While there were no formal obligations to spread news about the trip, Roach says she wanted the eight influencers to tell people about the trip via their use of social media.

Simpson says she felt no pressure to spread the word but the trip led to conversations regardless. She remembers: “We naturally told lots of people. We were all active on social media, pre, during and after the trip. We also made a video and did various things on Facebook.”

To show that the island isn’t just about sun, sea and sand, the eight entrepreneurs were introduced to the business body Invest Barbados, in an attempt to make it clear that the island is well equipped for both business and pleasure.

This pilot trip was not a high cost PR and marketing tactic for Roach. Airlines and hotels servicing the destination supported the trip by the influencers, allowing the tourism board to experiment with its marketing by seeing the impact that influencers can have.

Traditional advertising is much more expensive, admits Roach, and she thinks it doesn’t necessarily have the same impact as a recommendation from an influencer.

She explains: “One ad in the Daily Mail would have cost the same amount as the trip. And I know with those eight people there’s continuity in terms of the number of people they’ll keep on telling. So the reach for me is much, much broader.”

Simpson says this type of activity only works if the right influencers are chosen in order to make the resulting coverage from the trip authentic. She says: “It’s not a prescribed marketing campaign. Recommendation comes out of solidity and quality of relationships.”

Roach agrees that the most important part of the trip was finding exactly the right people to communicate the Barbados experience to the right kind of potential customers.

“Ultimately customer enjoyment is how you get positive word-of-mouth,” she notes. “But you have to make sure the people you choose fit the profile of the Barbados customer.”

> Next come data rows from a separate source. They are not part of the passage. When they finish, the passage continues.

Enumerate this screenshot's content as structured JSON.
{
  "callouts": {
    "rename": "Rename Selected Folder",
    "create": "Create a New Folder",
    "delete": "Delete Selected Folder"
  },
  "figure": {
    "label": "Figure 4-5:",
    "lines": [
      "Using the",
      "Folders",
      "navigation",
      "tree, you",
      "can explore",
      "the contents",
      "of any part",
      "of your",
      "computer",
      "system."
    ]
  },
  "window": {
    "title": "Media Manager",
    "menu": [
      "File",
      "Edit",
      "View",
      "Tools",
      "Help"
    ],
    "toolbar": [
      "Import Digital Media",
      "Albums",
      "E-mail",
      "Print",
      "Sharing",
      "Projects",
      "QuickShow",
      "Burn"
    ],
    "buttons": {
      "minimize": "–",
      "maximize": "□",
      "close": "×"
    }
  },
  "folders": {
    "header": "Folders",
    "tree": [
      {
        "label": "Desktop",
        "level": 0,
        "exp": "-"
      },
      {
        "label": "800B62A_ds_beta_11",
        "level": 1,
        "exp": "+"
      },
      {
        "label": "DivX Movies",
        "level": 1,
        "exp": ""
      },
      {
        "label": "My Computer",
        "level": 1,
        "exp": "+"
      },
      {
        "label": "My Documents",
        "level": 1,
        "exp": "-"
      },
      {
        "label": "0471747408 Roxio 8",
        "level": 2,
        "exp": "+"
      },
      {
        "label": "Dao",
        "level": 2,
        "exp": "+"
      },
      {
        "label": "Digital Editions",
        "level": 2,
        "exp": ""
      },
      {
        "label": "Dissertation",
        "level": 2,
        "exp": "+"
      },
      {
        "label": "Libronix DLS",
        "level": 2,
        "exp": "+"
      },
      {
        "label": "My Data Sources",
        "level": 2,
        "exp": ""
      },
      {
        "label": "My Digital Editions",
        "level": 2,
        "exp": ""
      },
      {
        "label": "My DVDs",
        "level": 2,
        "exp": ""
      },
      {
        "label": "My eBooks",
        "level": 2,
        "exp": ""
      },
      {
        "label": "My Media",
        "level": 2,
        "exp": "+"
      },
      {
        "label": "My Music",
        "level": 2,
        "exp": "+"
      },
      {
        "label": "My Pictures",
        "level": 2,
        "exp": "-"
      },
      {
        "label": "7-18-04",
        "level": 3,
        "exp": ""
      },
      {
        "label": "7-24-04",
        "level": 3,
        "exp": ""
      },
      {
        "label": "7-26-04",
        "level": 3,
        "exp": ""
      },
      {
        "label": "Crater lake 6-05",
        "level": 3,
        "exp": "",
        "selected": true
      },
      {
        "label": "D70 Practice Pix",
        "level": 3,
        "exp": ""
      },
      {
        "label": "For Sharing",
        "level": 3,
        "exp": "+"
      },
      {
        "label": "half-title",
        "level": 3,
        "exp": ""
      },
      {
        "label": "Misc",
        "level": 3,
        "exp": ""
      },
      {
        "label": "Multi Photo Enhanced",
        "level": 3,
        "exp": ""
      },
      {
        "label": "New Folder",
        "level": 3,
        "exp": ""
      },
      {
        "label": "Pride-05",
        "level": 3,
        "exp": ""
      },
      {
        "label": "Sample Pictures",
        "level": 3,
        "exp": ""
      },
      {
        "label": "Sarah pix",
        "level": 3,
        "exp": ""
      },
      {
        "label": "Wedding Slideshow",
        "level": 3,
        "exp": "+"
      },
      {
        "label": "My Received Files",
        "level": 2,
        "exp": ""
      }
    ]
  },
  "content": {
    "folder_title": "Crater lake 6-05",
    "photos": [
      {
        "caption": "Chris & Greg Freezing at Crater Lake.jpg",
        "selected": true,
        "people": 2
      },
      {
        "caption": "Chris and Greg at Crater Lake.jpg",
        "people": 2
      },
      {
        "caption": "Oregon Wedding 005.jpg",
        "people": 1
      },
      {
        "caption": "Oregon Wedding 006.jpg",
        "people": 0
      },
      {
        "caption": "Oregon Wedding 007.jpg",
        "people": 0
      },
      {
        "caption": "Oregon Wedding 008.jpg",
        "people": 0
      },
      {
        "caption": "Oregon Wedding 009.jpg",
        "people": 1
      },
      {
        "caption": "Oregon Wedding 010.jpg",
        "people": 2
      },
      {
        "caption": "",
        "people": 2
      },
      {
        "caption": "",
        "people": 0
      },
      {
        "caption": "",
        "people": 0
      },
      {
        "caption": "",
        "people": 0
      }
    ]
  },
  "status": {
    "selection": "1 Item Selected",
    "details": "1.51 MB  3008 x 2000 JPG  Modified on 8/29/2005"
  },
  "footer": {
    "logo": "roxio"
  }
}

Using entrepreneurial influencers is never going to be the main way Barbados Tourism Authority promotes the destination, but Roach says the type of response that brands can get from taking influencers on such trips can have much more of an impact than other traditional marketing. She adds: “Word of mouth – you can’t beat it.”

While there is no formal way of tracking how many visitors the eight influencers have brought to the island, Roach says she knows of people who have booked because of the trip in July.

Simpson says she still chats to people about her experience in Barbados, and says it’s the kind of trip she’ll keep on talking about. So the marketing should keep on spreading.

In a climate where many consumers book a holiday based on a recommendation of a stranger on sites such as TripAdvisor, influencers could become a much more important part of promoting destinations in future. However, picking the right group of influencers to work with, such as Barbados’ entrepreneurs, is where marketers will require their skills.

Influencer marketing dos and don’ts

Do invest time in researching the right influencers for your message.

Make sure influencers get involved because they are genuinely interested in the project you’re proposing.

Don’t pay money to influencers. Paid-for conversation isn’t genuine.

Do provide interesting content to spark conversations and to provide interesting fodder for bloggers and Facebookers to write about.

Don’t use influencers to cover up the truth. Using influencers only works if the conversation is based on reality and not a myth that a brand wants to promote.

Do use influencers to tell people about aspects of your brand that people might not be familiar with. Surprise them.